Milgate, che aveva 56 anni al momento dell’incidente con la crêpe, ha detto che era stata alla televisione nazionale per chiedere scusa ma Fyles aveva rifiutato le sue scuse.
Il giudice Franz ha respinto entrambe le richieste di squalifica sia lei che il pubblico ministero, affermando di non essere del parere che vi fossero parzialità nella questione.
Milgate ha detto che non è mai stata una persona cattiva e che “non avrebbe mai fatto del male a una mosca”.
Il giudice Franz ha accettato che l’offesa di Milgate nell’incidente del crêpe fosse fuori dal suo carattere e che in precedenza lei avesse avuto un ottimo carattere.
Ma quando Milgate ha continuato a interrompere i commenti sulla sentenza, il giudice l’ha avvertita che avrebbe chiamato la sicurezza.

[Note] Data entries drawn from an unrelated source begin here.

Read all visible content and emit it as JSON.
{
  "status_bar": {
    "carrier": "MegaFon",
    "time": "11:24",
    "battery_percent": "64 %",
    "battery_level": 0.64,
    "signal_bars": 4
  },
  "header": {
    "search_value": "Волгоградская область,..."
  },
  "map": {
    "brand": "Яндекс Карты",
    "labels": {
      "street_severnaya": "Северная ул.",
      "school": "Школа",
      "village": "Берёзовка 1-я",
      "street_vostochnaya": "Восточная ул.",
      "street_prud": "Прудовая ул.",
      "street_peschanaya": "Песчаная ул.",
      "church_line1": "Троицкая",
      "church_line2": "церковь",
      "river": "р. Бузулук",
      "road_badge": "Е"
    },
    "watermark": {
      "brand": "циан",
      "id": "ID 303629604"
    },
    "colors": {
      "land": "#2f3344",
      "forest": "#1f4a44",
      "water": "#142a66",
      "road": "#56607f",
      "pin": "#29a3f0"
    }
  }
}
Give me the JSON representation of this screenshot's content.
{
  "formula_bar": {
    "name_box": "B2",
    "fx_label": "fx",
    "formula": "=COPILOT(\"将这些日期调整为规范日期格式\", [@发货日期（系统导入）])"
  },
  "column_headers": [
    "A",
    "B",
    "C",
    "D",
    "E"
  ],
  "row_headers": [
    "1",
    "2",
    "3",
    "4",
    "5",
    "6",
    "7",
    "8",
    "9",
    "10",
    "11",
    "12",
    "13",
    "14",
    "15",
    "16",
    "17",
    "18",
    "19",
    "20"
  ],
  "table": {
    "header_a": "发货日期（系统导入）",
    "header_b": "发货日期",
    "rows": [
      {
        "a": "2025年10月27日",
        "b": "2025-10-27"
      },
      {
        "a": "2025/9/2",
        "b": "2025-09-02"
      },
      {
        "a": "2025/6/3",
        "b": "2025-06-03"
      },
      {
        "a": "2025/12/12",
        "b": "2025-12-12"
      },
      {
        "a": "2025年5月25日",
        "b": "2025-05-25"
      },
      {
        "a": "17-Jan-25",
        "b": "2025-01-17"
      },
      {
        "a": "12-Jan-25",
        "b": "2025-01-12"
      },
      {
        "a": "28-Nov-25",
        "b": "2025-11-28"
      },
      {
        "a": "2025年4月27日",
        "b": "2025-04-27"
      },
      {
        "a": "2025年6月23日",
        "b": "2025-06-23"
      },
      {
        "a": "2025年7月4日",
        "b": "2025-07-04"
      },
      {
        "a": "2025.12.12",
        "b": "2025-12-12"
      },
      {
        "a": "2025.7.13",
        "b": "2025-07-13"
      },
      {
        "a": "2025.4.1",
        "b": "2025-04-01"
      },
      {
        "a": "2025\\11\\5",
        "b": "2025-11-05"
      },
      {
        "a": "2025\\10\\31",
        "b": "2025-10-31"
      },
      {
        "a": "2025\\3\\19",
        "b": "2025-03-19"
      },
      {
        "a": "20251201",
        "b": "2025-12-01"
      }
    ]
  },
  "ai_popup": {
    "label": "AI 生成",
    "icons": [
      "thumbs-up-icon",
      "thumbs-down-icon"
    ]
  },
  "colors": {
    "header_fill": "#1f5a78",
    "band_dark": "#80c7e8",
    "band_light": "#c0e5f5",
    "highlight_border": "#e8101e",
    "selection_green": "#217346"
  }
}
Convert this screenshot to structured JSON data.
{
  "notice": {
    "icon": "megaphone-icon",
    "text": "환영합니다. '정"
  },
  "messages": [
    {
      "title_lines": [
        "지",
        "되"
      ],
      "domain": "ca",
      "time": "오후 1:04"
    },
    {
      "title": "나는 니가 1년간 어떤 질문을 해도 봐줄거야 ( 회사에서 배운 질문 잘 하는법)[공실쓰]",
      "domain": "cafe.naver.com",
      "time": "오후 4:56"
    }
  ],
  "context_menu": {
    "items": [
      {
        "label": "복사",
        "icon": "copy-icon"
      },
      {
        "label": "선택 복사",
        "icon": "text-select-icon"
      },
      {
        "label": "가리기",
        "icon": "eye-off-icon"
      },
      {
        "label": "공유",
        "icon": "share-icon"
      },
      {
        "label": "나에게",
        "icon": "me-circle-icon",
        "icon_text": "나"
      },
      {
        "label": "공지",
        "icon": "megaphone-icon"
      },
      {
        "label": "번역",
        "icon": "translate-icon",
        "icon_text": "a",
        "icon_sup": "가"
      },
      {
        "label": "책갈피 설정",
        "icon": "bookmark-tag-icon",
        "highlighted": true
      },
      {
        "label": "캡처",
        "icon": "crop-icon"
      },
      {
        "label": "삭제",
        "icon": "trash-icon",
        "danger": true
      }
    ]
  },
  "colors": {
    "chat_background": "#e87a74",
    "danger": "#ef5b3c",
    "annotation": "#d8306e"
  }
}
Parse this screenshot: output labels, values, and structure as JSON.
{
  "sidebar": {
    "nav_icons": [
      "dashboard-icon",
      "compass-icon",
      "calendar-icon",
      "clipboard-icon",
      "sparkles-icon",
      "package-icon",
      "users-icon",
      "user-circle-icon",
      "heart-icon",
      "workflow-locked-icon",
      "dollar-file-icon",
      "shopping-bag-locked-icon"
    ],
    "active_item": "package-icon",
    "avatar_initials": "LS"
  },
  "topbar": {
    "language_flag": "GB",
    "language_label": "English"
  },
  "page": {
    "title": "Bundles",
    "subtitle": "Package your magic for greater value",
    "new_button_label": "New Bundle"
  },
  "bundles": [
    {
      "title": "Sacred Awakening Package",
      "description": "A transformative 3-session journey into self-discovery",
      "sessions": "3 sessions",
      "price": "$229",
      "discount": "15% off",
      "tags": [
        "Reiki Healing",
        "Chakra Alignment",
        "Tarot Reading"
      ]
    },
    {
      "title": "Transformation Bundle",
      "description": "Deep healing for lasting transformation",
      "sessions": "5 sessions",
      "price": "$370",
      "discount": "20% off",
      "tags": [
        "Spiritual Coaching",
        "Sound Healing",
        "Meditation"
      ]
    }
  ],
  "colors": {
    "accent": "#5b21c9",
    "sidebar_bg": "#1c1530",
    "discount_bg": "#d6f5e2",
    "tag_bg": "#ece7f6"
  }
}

L’offesa era premeditata, poiché Milgate aveva chiesto a qualcuno in anticipo di filmare l’attacco di crepe, senza rimorso mostrato in seguito, ha detto il giudice.
Ha tenuto conto che Milgate soffriva di stress, ansia e depressione al momento dell’incidente, aveva perso la sua attività immobiliare e il suo sostentamento e aveva trascorso 24 giorni in prigione dopo essere stata arrestata.
Quando Milgate ha saputo che le era stata condannata una pena detentiva con sospensione della pena di 12 mesi, ha iniziato a piangere e ha ringraziato il giudice, dicendo “ti sei riscattato”.